Leptin inhibits osteoclast generation.

J Bone Miner Res 2002 Feb;17(2):200-9

Department of Clinical and Biomedical Sciences: Barwon Health, The Geelong Hospital, The University of Melbourne, Australia.

Originally, leptin was described as a product of adipocytes that acts on the hypothalamus to regulate appetite. However, subsequently, it has been shown that leptin receptors are distributed widely and that leptin has diverse functions, including promotion of hemopoietic and osteoblastic differentiation. It has been recognized for some time that both serum leptin and bone mass are correlated positively to body fat mass and, recently, we have shown a direct positive relationship between serum leptin and bone mass in nonobese women. We now report that leptin inhibits osteoclast generation in cultures of human peripheral blood mononuclear cells (PBMCs) and murine spleen cells incubated on bone in the presence of human macrophage colony-stimulating factor (hM-CSF) and human soluble receptor activator of NF-kappaB ligand (sRANKL). The half-maximal concentration inhibitory of leptin was approximately 20 nM in the presence of sRANKL at 40 ng/ml but decreased to approximately 2 nM when sRANKL was used at 5 ng/ml. The majority of the inhibitory effect occurred in the first week of the 3-week cultures.

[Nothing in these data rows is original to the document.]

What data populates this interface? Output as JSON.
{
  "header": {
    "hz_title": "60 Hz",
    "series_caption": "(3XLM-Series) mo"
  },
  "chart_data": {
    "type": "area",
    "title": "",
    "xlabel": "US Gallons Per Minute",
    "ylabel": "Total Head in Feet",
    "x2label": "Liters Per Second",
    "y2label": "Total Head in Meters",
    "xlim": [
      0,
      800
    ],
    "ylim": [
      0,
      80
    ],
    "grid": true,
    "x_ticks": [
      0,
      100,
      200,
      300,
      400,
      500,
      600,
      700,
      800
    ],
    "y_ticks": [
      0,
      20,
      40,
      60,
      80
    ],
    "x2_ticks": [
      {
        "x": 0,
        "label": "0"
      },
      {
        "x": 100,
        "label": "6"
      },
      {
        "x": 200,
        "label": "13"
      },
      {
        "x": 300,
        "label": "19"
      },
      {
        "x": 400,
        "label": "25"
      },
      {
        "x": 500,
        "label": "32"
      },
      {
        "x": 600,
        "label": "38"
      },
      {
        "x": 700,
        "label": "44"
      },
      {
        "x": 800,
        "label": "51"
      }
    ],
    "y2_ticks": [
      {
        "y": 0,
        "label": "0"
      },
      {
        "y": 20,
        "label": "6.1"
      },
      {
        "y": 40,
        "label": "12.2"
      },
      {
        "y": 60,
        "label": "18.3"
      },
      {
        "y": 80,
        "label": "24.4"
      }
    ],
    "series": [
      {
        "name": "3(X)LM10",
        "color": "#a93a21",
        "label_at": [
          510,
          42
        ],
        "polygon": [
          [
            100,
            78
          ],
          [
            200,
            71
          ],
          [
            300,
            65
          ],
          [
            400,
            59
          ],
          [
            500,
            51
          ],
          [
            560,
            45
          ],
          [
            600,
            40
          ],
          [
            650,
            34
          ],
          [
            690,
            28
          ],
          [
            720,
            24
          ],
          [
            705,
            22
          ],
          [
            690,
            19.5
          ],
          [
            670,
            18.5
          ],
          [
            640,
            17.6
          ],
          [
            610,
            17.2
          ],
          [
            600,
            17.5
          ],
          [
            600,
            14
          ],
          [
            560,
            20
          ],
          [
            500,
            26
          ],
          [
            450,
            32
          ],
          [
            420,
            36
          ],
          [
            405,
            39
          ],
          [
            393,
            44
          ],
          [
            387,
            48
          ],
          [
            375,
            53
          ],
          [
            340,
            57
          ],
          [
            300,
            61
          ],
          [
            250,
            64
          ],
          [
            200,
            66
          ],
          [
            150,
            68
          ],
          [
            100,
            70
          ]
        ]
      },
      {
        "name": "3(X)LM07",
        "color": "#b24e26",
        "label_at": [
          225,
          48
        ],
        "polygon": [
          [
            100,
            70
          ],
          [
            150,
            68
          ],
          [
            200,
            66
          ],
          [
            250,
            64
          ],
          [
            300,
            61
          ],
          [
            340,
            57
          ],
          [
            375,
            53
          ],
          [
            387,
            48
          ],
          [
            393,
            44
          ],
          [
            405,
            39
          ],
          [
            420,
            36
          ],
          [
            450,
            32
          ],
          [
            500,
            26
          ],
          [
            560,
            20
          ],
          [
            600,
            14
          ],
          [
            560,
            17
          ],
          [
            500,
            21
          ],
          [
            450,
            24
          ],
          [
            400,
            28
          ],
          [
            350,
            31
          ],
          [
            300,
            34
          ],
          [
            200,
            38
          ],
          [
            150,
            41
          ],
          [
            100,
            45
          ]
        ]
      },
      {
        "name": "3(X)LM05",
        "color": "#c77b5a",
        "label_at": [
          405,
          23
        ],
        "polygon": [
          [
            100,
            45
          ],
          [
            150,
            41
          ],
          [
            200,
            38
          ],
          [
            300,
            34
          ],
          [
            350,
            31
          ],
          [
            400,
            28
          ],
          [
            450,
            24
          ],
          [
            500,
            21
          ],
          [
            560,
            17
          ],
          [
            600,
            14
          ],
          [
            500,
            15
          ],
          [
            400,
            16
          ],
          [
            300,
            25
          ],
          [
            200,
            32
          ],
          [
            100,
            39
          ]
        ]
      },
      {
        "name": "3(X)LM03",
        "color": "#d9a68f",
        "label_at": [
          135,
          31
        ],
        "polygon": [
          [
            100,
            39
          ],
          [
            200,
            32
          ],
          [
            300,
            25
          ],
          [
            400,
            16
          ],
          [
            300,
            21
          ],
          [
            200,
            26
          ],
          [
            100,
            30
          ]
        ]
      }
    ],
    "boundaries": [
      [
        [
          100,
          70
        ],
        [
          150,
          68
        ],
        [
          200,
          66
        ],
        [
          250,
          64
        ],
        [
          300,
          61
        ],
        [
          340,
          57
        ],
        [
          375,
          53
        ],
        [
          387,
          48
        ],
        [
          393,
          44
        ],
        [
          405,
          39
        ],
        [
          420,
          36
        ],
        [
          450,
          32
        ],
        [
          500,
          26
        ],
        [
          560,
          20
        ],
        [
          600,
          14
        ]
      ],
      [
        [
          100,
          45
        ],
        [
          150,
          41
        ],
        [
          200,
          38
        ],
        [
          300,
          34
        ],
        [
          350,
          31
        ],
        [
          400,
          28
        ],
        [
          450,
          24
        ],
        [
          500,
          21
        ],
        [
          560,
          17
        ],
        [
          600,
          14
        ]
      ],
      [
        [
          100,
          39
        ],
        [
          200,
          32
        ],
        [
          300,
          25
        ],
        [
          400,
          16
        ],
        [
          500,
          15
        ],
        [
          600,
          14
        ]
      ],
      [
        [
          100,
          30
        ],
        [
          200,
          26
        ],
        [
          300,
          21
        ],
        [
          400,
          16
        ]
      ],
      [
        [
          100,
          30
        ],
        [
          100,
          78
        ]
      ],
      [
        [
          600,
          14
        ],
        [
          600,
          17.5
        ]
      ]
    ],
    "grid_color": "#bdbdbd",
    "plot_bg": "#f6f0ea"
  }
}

Inhibition did not occur when the PBMC cultures were washed vigorously to remove nonadherent cells or when purified CD14+ monocytes were used to generate osteoclasts, indicating an indirect or permissive effect via CD14- PBMC. Leptin increased osteoprotegerin (OPG) messenger RNA (mRNA) and protein expression in PBMC but not in CD14+ cells, suggesting that the inhibitory effect may be mediated by the RANKL/RANK/OPG system. Leptin may act locally to increase bone mass and may contribute to linkage of bone formation and resorption.